Tests are worth watching

Stars to watch...India's M. S. Dhoni, V. V. S Laxman and Sachin Tendulkar during a practice session. Cricket looks towards India and South Africa, the top two sides in the world, to produce a combative and sporting series.-K.R. DEEPAK

Players must turn a summer of discontent into a winter of glorious restoration. More than ever the game looks towards its leading lights, writes Peter Roebuck.

Cricket desperately needs its top teams to put on the sort of show that alone will repair the game's image. Of late cricket has more resembled a money laundering operation than a glorious recreation that fulfils adult expectations and stimulates childhood dreams. Don Bradman used to remind players that they were mere stewards of the game, shadows that flit across the front of a cave. Their task is to leave cricket in better shape than they found it. Suffice it to say that of late too may players have failed to meet that challenge.

Every player involved ought to reflect on those games played in backyards, back streets and on patches of rough grass in Mumbai, Colombo and Pudsey. Did they imitate a hoodlum squeezing money from a victim, a shyster stealing from an innocent, a poseur bedecked in jewels or a great player belting the ball around?

What happened to those aspirations? A man needs to beware lest his reason for undertaking a task changes without him noticing. It is not an overnight thing — that occurs only in movies. Rather it is a stealthy operation. Suddenly the youngster realises he is in trouble or, with the lucky ones, that he is heading in the wrong direction and needs to change course.

None of those past players parading their ill-gotten gains on television or in parliament or coaching a team is truly content. They scrape the surface of life. Appearances can mislead. Their souls are corrupted and their reputations are in tatters. Of course they can fool backslappers and small talkers but the game remembers. The only way they can redeem themselves is by giving it all away and undertaking an activity that's not calculated to put even more money in their account.
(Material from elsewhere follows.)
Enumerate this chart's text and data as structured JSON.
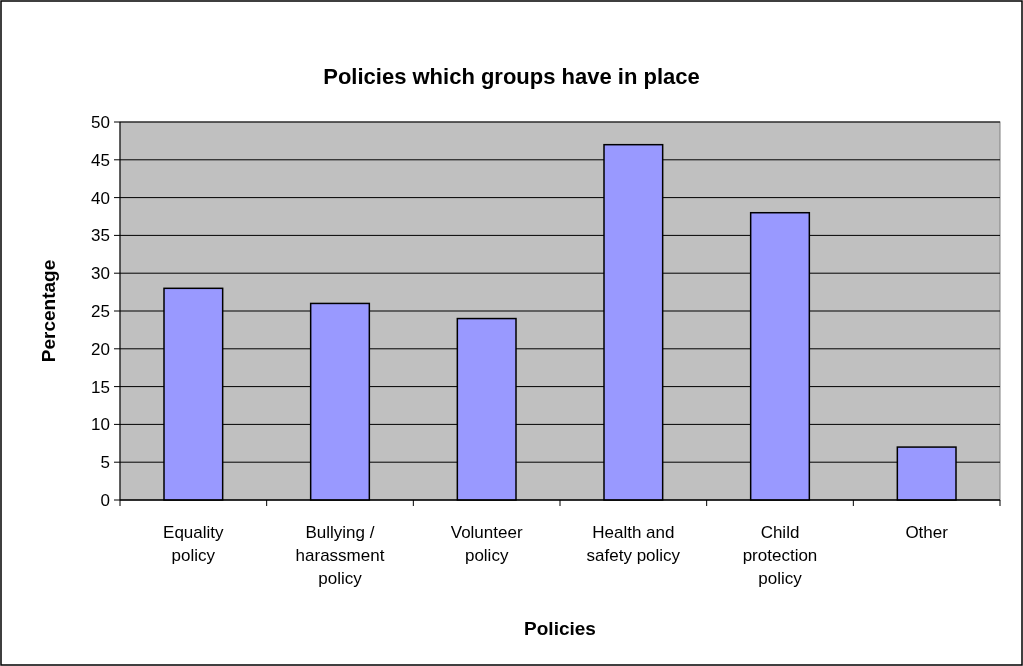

The tortured need is to get rid of drugs and labels and marble and get back to basics. Much the same applies to cricket. As a matter of urgency it needs to reject mammon and to remember that its primary duty is to the young and the public. Moreover it needs to be placed in the hands of lovers not fakers.

Cricket looks towards India and South Africa, the top two sides in the world, to produce a combative and sporting series over the coming, festive season. It is not beyond their capacity. India's side includes some of the game's greatest and most enthralling batsmen. Let them play with gusto, let them fuel the dream.

South Africa also has a wonderful side, diverse and strong. Already local cricket has travelled a thousand miles and now it needs to go further, taking pride in its variety, remaining strong in its approach, building a new tradition, proving that Test cricket is worth watching and cares about its supporters and its position.

Meanwhile Australian and “English” cricketers must put their shoulders to the wheel. Over the years England has gained an unenviable reputation for playing all its best sport in the newspapers. But that is in the past. New England, Graeme Swann and Stuart Broad's country, is supposed to be made of sterner stuff. Let them prove it.

Cricket has fallen back in Australia. Locals have not seen a tight Ashes series for 24 years. Enthusiasts crave a thriller. They want to see sporting and attacking cricket, have heard enough about jiggery pokery to last them a lifetime.

Bradman's words ought to be pinned on the dressing room wall of every team in every country. Players must turn a summer of discontent into a winter of glorious restoration. More than ever the game looks towards its leading lights.